Chapter 11: Stream Processing

Summary: This chapter explores techniques for processing unbounded data that arrives continuously over time, contrasting log-based message brokers with traditional messaging systems and discussing how to maintain state and handle time in a streaming context.

Sources: chapter11

Last updated: 2026-04-18


Key Concepts

Transmitting Event Streams

In stream processing, data is represented as an event-streams—a small, immutable object containing details of something that happened. Events are generated by producers and processed by consumers.

  • Messaging Systems: Used to notify consumers about new events.
    • Direct Messaging: Producers and consumers communicate directly (e.g., UDP multicast, ZeroMQ, Webhooks).
    • Message Brokers: A centralized store where producers send messages and consumers receive them.
      • message-brokers (AMQP/JMS style): Focused on individual message delivery and acknowledgment; messages are deleted once processed.
      • log-based-message-brokers: Uses an append-only append-only-log on disk (e.g., Apache Kafka); allows replaying messages and provides higher throughput.

Databases and Streams

The chapter explores the relationship between databases and event streams, treating state as a derivative of an immutable event log.
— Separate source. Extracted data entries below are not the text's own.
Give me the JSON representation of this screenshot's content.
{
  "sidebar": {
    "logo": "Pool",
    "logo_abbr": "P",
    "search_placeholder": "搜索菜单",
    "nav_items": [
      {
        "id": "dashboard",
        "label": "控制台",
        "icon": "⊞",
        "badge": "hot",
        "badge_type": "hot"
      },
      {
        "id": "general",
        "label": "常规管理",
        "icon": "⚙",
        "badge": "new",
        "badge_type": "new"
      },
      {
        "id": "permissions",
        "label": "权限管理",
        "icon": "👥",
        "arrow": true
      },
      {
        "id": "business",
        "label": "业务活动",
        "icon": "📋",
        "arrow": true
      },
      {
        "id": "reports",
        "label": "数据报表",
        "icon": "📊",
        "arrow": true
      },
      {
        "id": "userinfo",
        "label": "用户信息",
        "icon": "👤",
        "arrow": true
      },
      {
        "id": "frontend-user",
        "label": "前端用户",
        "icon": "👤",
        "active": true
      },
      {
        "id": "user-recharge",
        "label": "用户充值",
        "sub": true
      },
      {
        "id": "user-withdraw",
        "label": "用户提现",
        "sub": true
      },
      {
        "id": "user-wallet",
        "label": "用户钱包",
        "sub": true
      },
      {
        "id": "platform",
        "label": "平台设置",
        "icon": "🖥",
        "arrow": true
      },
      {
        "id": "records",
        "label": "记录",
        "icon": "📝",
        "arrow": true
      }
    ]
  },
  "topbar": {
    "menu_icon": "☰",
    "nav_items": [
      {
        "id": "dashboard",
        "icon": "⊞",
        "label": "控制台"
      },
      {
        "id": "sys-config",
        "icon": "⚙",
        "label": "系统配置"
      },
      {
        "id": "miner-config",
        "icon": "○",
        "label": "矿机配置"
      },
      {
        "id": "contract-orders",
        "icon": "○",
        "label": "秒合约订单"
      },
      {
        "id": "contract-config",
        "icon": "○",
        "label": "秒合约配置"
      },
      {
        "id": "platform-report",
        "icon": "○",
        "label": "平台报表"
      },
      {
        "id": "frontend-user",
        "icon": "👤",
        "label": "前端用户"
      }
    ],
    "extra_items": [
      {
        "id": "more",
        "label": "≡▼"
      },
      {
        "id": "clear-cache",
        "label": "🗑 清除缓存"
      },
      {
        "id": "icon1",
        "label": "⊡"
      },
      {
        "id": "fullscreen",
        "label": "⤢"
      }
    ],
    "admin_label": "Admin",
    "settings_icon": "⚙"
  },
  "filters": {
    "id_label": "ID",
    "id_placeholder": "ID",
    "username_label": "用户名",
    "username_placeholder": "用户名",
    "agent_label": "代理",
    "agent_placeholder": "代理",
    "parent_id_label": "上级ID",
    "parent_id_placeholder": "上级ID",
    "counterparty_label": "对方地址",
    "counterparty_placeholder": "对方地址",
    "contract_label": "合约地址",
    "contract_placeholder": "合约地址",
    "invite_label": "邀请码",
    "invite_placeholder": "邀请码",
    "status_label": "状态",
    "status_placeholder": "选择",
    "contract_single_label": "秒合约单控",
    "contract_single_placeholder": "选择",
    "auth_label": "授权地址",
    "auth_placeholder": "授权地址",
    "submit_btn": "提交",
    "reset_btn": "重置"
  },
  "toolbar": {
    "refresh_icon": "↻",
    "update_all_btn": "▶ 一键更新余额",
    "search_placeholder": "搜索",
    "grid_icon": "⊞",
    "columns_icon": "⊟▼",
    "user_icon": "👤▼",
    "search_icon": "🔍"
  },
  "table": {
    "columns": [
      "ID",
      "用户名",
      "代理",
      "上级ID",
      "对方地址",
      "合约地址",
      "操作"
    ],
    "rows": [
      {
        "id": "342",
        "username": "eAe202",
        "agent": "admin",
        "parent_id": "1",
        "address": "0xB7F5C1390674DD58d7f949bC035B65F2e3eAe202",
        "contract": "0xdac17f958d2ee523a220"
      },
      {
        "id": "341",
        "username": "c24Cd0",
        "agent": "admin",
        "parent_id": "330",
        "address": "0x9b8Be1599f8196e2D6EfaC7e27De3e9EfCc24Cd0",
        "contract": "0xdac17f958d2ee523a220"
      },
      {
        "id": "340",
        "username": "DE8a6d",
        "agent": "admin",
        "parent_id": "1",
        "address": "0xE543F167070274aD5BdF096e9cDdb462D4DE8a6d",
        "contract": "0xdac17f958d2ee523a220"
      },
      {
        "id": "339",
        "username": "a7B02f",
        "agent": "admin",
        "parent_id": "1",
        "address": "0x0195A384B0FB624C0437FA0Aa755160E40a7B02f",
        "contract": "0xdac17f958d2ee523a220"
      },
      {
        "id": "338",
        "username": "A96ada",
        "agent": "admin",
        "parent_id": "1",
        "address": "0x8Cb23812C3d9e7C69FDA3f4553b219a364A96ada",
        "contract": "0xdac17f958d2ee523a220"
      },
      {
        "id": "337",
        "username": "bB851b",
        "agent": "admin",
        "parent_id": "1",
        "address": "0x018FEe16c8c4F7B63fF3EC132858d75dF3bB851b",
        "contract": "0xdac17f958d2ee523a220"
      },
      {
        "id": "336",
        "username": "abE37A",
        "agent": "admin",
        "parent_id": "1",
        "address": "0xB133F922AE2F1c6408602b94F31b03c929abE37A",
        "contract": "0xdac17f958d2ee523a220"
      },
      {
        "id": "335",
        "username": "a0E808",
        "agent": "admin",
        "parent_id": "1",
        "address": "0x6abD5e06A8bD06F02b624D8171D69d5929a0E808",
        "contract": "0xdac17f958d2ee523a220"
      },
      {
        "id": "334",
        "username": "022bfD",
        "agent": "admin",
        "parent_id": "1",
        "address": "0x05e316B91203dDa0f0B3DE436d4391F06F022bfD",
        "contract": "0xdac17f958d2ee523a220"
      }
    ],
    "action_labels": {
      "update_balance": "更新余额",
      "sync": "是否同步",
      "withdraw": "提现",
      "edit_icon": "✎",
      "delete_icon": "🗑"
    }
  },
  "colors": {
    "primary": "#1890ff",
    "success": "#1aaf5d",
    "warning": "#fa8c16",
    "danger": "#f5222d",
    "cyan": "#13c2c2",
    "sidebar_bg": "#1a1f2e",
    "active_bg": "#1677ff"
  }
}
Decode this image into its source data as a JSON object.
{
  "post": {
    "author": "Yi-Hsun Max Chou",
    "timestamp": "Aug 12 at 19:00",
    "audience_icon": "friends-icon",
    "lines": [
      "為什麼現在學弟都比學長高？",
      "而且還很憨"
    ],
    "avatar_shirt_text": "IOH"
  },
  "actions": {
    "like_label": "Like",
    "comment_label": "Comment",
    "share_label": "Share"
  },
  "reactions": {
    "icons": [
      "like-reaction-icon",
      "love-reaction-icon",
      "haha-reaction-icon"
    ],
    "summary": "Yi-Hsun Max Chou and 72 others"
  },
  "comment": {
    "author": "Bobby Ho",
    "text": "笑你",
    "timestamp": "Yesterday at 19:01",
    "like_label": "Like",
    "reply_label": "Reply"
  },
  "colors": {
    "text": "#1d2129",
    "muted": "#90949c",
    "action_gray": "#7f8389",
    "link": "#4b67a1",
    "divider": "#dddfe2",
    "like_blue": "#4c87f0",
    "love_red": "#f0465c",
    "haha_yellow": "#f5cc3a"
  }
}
  • change-data-capture: The process of observing all data changes written to a database and extracting them in a form that can be replicated to other systems.
  • event-sourcing: An application architecture where all changes to application state are stored as a sequence of events.
  • State and Immutability: State is an integration of an event stream over time, while a stream is the derivative of state.

Processing Streams

Stream processors (e.g., Apache Flink, Kafka Streams) perform continuous computation on streams.

  • Uses: Fraud detection, trading systems, manufacturing monitoring, and complex-event-processing.
  • windowing: Dividing an unbounded stream into finite buckets of time (Tumbling, Hopping, Sliding, and Session windows).
  • stream-joins: Joining streams with other streams or with database tables.
    • Stream-stream joins (windowed).
    • Stream-table joins (enrichment).
    • Table-table joins (materialized view maintenance).

Fault Tolerance

Ensuring correctness in the face of failures is harder in streaming than in batch processing.

  • exactly-once-semantics: The goal of ensuring that each event is processed as if it happened exactly once, even if failures occur.
  • Techniques: Microbatching, checkpointing, and idempotence.